Review Rock music Rock music

Destroyer

Labyrinthitis

Bella Union • 2022

Dan Bejar was young once, too. At least that’s what he sounds like when he talks about how he used to go clubbing back in the day. At the same time, the average song by his band Destroyer sounds more like a soft rock experience for the moderate middle-aged person. And the opener on their new album »Labyrinthitis« does very little to dispel this stereotype and comes across softer than velvet and at most sips at its drink tentatively. What Bejar already knows, but the listeners don’t is that it’s going to be a long night. That’s because Bejar wants to get back on the dance floor. He rocks and rolls to the post-disco of »Eat The Wine, Drink The Bread« until the words echo through the aisles, flirts with something that could also be a Daft Punk collaboration on »The States« and combines funk guitar and spoken word in »June«, before he thievishly squints at 80s Madonna. Since the going on fifty-year-old with the whingeing voice can’t or won’t keep this pace up for the whole album, there are always phases of respite.

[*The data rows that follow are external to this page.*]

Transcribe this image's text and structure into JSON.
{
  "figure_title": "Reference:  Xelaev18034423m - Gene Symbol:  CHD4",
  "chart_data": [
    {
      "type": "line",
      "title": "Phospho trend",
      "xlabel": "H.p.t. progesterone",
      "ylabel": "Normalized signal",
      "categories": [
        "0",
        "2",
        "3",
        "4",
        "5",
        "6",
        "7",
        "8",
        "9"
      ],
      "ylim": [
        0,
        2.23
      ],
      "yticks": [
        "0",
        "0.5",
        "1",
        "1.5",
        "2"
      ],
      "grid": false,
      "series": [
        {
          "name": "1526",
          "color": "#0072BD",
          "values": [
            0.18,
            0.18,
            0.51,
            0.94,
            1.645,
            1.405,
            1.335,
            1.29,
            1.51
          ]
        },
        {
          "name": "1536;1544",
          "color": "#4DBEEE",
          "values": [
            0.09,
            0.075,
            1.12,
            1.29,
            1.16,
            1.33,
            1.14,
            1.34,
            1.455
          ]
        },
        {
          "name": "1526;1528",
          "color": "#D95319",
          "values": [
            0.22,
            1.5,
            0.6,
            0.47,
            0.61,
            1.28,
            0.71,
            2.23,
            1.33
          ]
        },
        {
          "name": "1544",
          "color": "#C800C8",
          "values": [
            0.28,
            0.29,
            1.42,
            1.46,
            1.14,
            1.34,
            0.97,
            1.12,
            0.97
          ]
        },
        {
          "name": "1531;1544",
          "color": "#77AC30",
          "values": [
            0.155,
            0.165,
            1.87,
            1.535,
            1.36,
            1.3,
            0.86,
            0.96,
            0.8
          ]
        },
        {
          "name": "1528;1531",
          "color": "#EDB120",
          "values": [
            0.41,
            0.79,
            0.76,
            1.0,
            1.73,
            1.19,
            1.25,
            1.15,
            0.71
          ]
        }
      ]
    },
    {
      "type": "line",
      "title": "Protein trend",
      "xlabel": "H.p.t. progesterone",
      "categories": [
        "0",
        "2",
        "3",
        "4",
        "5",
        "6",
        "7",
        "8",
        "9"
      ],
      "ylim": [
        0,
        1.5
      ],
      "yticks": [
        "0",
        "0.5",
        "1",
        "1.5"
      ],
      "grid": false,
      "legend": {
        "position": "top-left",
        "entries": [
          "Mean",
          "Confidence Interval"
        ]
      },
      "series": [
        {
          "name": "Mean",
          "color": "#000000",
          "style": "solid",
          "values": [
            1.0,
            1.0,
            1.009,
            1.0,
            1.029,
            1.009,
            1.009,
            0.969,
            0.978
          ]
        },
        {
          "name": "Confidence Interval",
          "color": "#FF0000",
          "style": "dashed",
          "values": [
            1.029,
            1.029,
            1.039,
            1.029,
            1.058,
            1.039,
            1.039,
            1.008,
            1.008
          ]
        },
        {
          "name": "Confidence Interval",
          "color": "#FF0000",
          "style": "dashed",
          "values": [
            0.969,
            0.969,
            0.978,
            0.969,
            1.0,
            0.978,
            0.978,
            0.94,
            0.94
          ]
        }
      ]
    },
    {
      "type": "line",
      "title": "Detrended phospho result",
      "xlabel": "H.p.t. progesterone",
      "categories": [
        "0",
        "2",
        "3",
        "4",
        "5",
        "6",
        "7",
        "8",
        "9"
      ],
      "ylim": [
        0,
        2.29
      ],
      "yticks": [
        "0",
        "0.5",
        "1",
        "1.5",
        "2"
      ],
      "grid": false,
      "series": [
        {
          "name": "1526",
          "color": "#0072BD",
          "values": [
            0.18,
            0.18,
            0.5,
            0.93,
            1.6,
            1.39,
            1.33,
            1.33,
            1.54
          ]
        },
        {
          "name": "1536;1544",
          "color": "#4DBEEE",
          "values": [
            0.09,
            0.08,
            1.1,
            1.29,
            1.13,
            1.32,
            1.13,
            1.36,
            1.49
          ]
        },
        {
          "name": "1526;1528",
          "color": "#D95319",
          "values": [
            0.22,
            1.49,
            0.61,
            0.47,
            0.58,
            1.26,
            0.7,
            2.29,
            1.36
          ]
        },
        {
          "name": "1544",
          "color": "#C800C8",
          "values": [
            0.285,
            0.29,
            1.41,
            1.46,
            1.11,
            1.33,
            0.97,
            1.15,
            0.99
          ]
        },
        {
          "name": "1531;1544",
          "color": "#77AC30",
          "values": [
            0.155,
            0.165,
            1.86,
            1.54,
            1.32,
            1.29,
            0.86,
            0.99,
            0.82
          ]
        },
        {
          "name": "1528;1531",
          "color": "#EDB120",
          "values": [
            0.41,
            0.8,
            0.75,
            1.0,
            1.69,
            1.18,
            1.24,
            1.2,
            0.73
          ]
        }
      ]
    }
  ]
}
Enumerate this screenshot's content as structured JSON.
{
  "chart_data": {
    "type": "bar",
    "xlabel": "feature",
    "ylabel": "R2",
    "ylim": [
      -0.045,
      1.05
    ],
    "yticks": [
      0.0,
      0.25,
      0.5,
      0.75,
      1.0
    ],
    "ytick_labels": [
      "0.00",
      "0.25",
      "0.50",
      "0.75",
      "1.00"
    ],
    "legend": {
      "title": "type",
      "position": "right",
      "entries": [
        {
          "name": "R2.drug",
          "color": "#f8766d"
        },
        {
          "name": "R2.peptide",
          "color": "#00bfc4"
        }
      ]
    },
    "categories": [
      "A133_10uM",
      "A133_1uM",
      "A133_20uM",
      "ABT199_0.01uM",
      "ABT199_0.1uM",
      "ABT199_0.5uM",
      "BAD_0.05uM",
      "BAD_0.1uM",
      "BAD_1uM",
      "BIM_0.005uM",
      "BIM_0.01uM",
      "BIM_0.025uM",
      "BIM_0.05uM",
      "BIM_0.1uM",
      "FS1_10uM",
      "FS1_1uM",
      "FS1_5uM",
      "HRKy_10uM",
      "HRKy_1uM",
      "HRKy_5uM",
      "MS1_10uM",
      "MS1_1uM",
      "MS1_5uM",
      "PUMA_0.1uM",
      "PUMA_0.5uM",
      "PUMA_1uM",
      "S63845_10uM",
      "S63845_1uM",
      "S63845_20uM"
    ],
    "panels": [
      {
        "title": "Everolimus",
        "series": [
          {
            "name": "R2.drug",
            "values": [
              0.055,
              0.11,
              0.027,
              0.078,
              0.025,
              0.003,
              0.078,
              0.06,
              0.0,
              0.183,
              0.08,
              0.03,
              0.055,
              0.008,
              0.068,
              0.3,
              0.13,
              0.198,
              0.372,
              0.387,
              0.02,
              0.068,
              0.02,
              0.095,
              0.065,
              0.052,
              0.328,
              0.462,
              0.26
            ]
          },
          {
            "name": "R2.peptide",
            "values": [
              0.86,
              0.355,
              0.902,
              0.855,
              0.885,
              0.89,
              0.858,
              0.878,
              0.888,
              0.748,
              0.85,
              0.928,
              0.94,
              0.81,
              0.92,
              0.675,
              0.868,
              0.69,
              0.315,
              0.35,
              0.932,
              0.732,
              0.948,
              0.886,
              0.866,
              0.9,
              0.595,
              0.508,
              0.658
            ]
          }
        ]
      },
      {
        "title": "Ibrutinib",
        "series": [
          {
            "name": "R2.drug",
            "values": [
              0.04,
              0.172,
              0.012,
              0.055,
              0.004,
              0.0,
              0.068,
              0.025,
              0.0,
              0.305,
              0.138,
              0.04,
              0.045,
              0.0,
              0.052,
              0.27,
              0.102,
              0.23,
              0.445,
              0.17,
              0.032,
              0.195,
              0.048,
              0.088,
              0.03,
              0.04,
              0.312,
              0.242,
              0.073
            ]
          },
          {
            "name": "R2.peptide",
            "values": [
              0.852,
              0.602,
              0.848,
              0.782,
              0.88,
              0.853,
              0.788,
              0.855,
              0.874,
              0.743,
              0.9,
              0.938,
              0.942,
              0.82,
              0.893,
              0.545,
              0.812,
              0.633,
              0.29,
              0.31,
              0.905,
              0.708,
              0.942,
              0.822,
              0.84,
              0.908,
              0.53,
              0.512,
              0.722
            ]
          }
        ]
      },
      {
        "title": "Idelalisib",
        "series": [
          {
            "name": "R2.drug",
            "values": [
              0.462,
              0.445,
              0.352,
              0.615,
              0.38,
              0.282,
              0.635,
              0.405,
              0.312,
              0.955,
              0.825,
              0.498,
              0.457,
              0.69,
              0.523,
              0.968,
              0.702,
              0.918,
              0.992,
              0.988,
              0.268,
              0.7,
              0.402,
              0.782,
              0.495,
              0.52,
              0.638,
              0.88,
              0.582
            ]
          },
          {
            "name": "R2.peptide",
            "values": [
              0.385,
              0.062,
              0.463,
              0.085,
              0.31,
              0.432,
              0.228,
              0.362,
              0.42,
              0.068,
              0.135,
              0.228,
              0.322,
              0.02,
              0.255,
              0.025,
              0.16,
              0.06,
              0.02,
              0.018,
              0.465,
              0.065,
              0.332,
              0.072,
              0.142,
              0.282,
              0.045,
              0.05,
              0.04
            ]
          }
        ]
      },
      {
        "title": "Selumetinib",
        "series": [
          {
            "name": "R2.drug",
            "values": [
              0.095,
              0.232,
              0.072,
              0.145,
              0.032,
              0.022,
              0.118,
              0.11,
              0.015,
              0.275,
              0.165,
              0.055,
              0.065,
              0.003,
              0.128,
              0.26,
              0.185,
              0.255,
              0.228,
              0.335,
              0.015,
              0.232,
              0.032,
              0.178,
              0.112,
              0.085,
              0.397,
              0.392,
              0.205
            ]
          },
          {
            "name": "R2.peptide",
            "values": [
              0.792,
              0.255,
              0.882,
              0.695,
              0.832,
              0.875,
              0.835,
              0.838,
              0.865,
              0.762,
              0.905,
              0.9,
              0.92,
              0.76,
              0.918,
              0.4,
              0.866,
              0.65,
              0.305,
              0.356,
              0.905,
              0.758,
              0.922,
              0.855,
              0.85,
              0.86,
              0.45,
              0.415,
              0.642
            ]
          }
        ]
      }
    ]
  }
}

For example, the purely instrumental title track features drum loops and samplers that help the listener to unwind electronically. Three songs even scratch the seven-minute mark with their expansive instrumental hips. Otherwise, the vocal performances have a relaxed elegance about them that don’t allow the smell of sweat to permeate the disco. Only the single »Tintoretto, It’s For You« briefly makes a ruckus and lets a synthesiser commando and battering ram drums crash through the door – not unstylishly, but somewhat irritatingly. When Bejar cynically declares in »The Last Song«: »You’re just another person that moves to L.A.«, this dirge to thousands and thousands of youthful dreams hurts, but also liberates with its indifference. The last one to leave should turns off the lights as Dan Bejar should know. After all, he was young once.